Climate scientists have warned that we have been digging ourselves into a very deep and dark hole. But the third part of a report from the United Nations' Intergovernmental Panel on Climate Change (IPCC) offers much more than dire warnings.
In fact, the authors of the newest installment say there's still reason for hope, but only if the world acts quickly and decisively.
The 33-page summary for policymakers was released in Berlin over the weekend. To avoid the worst impacts of climate change, scientists say greenhouse gas emissions need to be cut 40 to 70 percent from 2010 levels in the next 30-40 years.
Among the report’s 235 authors is Sivan Kartha, a senior scientist with the Stockholm Environment Institute's US Center in Somerville, Massachusetts.

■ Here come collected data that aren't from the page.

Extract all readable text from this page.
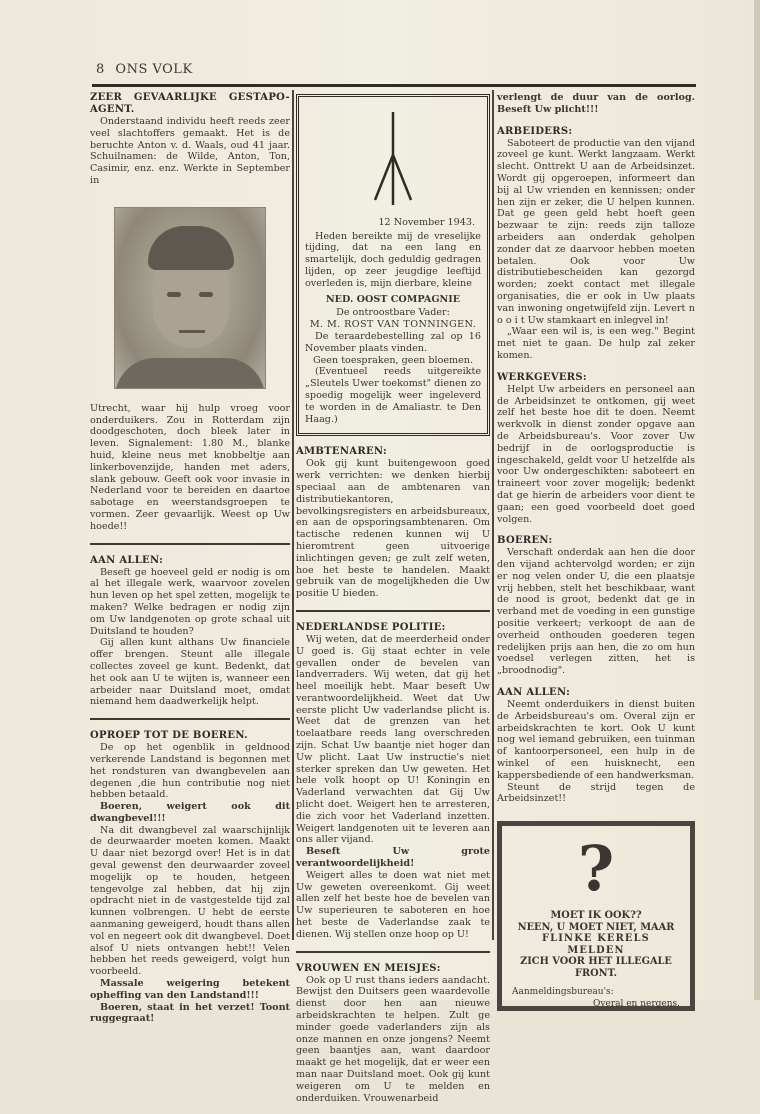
8 ONS VOLK
ZEER GEVAARLIJKE GESTAPO-AGENT.

Onderstaand individu heeft reeds zeer veel slachtoffers gemaakt. Het is de beruchte Anton v. d. Waals, oud 41 jaar. Schuilnamen: de Wilde, Anton, Ton, Casimir, enz. enz. Werkte in September in

Utrecht, waar hij hulp vroeg voor onderduikers. Zou in Rotterdam zijn doodgeschoten, doch bleek later in leven. Signalement: 1.80 M., blanke huid, kleine neus met knobbeltje aan linkerbovenzijde, handen met aders, slank gebouw. Geeft ook voor invasie in Nederland voor te bereiden en daartoe sabotage en weerstandsgroepen te vormen. Zeer gevaarlijk. Weest op Uw hoede!!

AAN ALLEN:

Beseft ge hoeveel geld er nodig is om al het illegale werk, waarvoor zovelen hun leven op het spel zetten, mogelijk te maken? Welke bedragen er nodig zijn om Uw landgenoten op grote schaal uit Duitsland te houden?

Gij allen kunt althans Uw financiele offer brengen. Steunt alle illegale collectes zoveel ge kunt. Bedenkt, dat het ook aan U te wijten is, wanneer een arbeider naar Duitsland moet, omdat niemand hem daadwerkelijk helpt.

OPROEP TOT DE BOEREN.

De op het ogenblik in geldnood verkerende Landstand is begonnen met het rondsturen van dwangbevelen aan degenen ,die hun contributie nog niet hebben betaald.

Boeren, weigert ook dit dwangbevel!!!

Na dit dwangbevel zal waarschijnlijk de deurwaarder moeten komen. Maakt U daar niet bezorgd over! Het is in dat geval gewenst den deurwaarder zoveel mogelijk op te houden, hetgeen tengevolge zal hebben, dat hij zijn opdracht niet in de vastgestelde tijd zal kunnen volbrengen. U hebt de eerste aanmaning geweigerd, houdt thans allen vol en negeert ook dit dwangbevel. Doet alsof U niets ontvangen hebt!! Velen hebben het reeds geweigerd, volgt hun voorbeeld.

Massale weigering betekent opheffing van den Landstand!!!

Boeren, staat in het verzet! Toont ruggegraat!

12 November 1943.

Heden bereikte mij de vreselijke tijding, dat na een lang en smartelijk, doch geduldig gedragen lijden, op zeer jeugdige leeftijd overleden is, mijn dierbare, kleine

NED. OOST COMPAGNIE
De ontroostbare Vader:
M. M. ROST VAN TONNINGEN.

De teraardebestelling zal op 16 November plaats vinden.

Geen toespraken, geen bloemen.

(Eventueel reeds uitgereikte „Sleutels Uwer toekomst" dienen zo spoedig mogelijk weer ingeleverd te worden in de Amaliastr. te Den Haag.)

AMBTENAREN:

Ook gij kunt buitengewoon goed werk verrichten: we denken hierbij speciaal aan de ambtenaren van distributiekantoren, bevolkingsregisters en arbeidsbureaux, en aan de opsporingsambtenaren. Om tactische redenen kunnen wij U hieromtrent geen uitvoerige inlichtingen geven; ge zult zelf weten, hoe het beste te handelen. Maakt gebruik van de mogelijkheden die Uw positie U bieden.

NEDERLANDSE POLITIE:

Wij weten, dat de meerderheid onder U goed is. Gij staat echter in vele gevallen onder de bevelen van landverraders. Wij weten, dat gij het heel moeilijk hebt. Maar beseft Uw verantwoordelijkheid. Weet dat Uw eerste plicht Uw vaderlandse plicht is. Weet dat de grenzen van het toelaatbare reeds lang overschreden zijn. Schat Uw baantje niet hoger dan Uw plicht. Laat Uw instructie's niet sterker spreken dan Uw geweten. Het hele volk hoopt op U! Koningin en Vaderland verwachten dat Gij Uw plicht doet. Weigert hen te arresteren, die zich voor het Vaderland inzetten. Weigert landgenoten uit te leveren aan ons aller vijand.

Beseft Uw grote verantwoordelijkheid!

Weigert alles te doen wat niet met Uw geweten overeenkomt. Gij weet allen zelf het beste hoe de bevelen van Uw superieuren te saboteren en hoe het beste de Vaderlandse zaak te dienen. Wij stellen onze hoop op U!

VROUWEN EN MEISJES:

Ook op U rust thans ieders aandacht. Bewijst den Duitsers geen waardevolle dienst door hen aan nieuwe arbeidskrachten te helpen. Zult ge minder goede vaderlanders zijn als onze mannen en onze jongens? Neemt geen baantjes aan, want daardoor maakt ge het mogelijk, dat er weer een man naar Duitsland moet. Ook gij kunt weigeren om U te melden en onderduiken. Vrouwenarbeid

verlengt de duur van de oorlog. Beseft Uw plicht!!!

ARBEIDERS:

Saboteert de productie van den vijand zoveel ge kunt. Werkt langzaam. Werkt slecht. Onttrekt U aan de Arbeidsinzet. Wordt gij opgeroepen, informeert dan bij al Uw vrienden en kennissen; onder hen zijn er zeker, die U helpen kunnen. Dat ge geen geld hebt hoeft geen bezwaar te zijn: reeds zijn talloze arbeiders aan onderdak geholpen zonder dat ze daarvoor hebben moeten betalen. Ook voor Uw distributiebescheiden kan gezorgd worden; zoekt contact met illegale organisaties, die er ook in Uw plaats van inwoning ongetwijfeld zijn. Levert n o o i t Uw stamkaart en inlegvel in!

„Waar een wil is, is een weg." Begint met niet te gaan. De hulp zal zeker komen.

WERKGEVERS:

Helpt Uw arbeiders en personeel aan de Arbeidsinzet te ontkomen, gij weet zelf het beste hoe dit te doen. Neemt werkvolk in dienst zonder opgave aan de Arbeidsbureau's. Voor zover Uw bedrijf in de oorlogsproductie is ingeschakeld, geldt voor U hetzelfde als voor Uw ondergeschikten: saboteert en traineert voor zover mogelijk; bedenkt dat ge hierin de arbeiders voor dient te gaan; een goed voorbeeld doet goed volgen.

BOEREN:

Verschaft onderdak aan hen die door den vijand achtervolgd worden; er zijn er nog velen onder U, die een plaatsje vrij hebben, stelt het beschikbaar, want de nood is groot, bedenkt dat ge in verband met de voeding in een gunstige positie verkeert; verkoopt de aan de overheid onthouden goederen tegen redelijken prijs aan hen, die zo om hun voedsel verlegen zitten, het is „broodnodig".

AAN ALLEN:

Neemt onderduikers in dienst buiten de Arbeidsbureau's om. Overal zijn er arbeidskrachten te kort. Ook U kunt nog wel iemand gebruiken, een tuinman of kantoorpersoneel, een hulp in de winkel of een huisknecht, een kappersbediende of een handwerksman.

Steunt de strijd tegen de Arbeidsinzet!!

?
MOET IK OOK??
NEEN, U MOET NIET, MAAR
FLINKE KERELS MELDEN
ZICH VOOR HET ILLEGALE
FRONT.
Aanmeldingsbureau's:
Overal en nergens.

“There’s no single techno-fix, there’s no silver bullet, but there is ‘silver birdshot' — what we can do in industry, what we can do in buildings, what we can do in transport,” Kartha says. “And moreover, it is an opportunity for employment. Making efficient things and making them efficiently generally creates more jobs than digging resources out of the ground and burning them.”

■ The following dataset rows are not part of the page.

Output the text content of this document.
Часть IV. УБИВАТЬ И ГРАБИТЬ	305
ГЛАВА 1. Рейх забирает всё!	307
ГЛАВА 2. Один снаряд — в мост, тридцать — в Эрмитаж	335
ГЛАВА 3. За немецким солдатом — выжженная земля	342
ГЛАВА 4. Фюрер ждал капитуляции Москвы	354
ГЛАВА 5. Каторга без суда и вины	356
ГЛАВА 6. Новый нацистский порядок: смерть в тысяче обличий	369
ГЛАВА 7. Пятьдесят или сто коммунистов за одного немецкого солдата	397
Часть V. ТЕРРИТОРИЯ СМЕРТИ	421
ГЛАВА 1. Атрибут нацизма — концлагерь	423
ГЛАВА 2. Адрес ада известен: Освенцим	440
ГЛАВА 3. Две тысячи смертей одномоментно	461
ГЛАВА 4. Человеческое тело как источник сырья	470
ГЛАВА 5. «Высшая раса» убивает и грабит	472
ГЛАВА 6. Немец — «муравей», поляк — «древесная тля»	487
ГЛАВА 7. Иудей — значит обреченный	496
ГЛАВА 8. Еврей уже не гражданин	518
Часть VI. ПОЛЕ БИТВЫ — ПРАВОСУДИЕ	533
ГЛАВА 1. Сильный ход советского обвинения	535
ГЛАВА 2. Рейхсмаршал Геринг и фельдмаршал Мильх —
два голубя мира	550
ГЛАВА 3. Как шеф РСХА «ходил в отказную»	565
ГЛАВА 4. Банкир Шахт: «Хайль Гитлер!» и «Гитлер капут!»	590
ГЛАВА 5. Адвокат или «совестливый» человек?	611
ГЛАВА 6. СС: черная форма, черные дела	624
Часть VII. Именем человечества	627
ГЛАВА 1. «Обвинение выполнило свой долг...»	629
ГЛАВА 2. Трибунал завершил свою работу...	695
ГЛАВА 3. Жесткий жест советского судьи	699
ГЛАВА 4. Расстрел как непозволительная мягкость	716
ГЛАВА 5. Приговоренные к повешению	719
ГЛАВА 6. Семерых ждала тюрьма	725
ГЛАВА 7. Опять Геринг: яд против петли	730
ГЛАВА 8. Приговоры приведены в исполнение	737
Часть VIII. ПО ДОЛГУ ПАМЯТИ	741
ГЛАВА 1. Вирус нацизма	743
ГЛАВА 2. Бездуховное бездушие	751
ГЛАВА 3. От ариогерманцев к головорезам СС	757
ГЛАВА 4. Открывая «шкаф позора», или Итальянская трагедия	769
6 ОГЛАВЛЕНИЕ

The report says the cost of keeping global warming in check is “relatively modest,” but only if the world acts swiftly. An ambitious plan to slow climate change would trim annual worldwide economic growth by only 0.06 percent. With no extra efforts, worldwide temperatures are on pace to rise between 6.6 and 8.6 degrees over pre-industrial times by 2100.

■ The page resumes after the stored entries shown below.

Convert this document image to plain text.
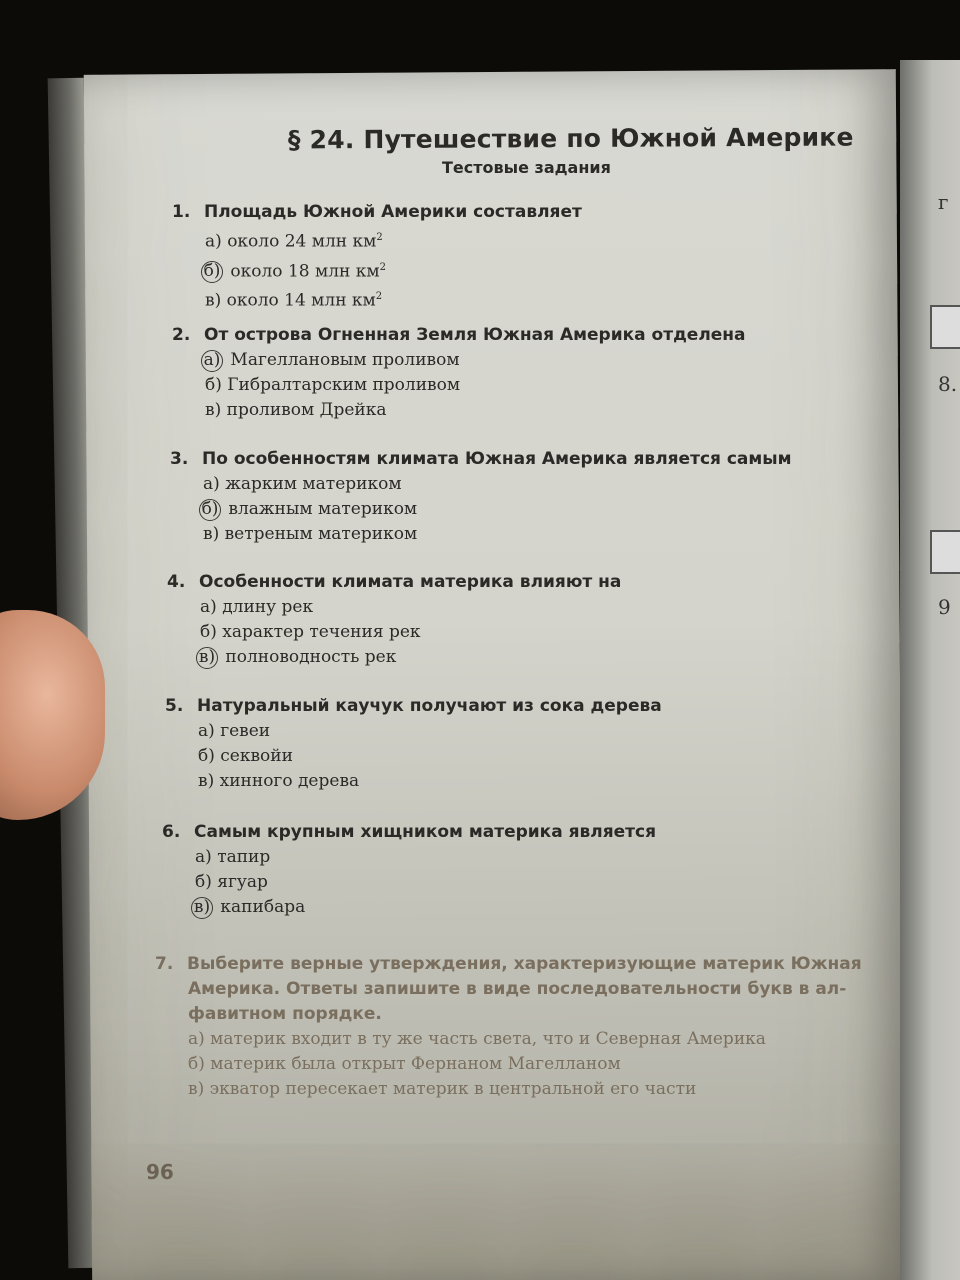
г
8.
9
§ 24. Путешествие по Южной Америке
Тестовые задания
1. Площадь Южной Америки составляет
а) около 24 млн $км^2$
б) около 18 млн $км^2$
в) около 14 млн $км^2$
2. От острова Огненная Земля Южная Америка отделена
а) Магеллановым проливом
б) Гибралтарским проливом
в) проливом Дрейка
3. По особенностям климата Южная Америка является самым
а) жарким материком
б) влажным материком
в) ветреным материком
4. Особенности климата материка влияют на
а) длину рек
б) характер течения рек
в) полноводность рек
5. Натуральный каучук получают из сока дерева
а) гевеи
б) секвойи
в) хинного дерева
6. Самым крупным хищником материка является
а) тапир
б) ягуар
в) капибара
7. Выберите верные утверждения, характеризующие материк Южная
Америка. Ответы запишите в виде последовательности букв в ал-
фавитном порядке.
а) материк входит в ту же часть света, что и Северная Америка
б) материк была открыт Фернаном Магелланом
в) экватор пересекает материк в центральной его части
96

Kartha says one area that can quickly be improved upon is energy efficiency within buildings — big fixes, not just caulking windows or adding insulation.
“Carefully and thoughtfully thinking of the whole building as a system. How do windows interact with the heating system? And how things vary across the seasons when you need cooling sometimes and heating sometimes.”
He said there have already been impressive gains with buildings across parts of Europe and Canada, and those lessons can be translated to the US — where building codes haven’t been as efficient — or to the developing world, where cities are still being built.
Kartha says such near-term technical improvements can help in the short term, and they tend to have snowballing effects.
“We tend to think of changes we need to make, whether they’re changes to our technical systems or changes to our behavior, as sacrifices we’d rather not make," he says. "But one of the really important points is that business as usual just isn’t an option — doing nothing just isn’t an option.”
But he has hope.
"The ability of societies to change when it really becomes necessary has been proven to be pretty phenomenal and even inspiring."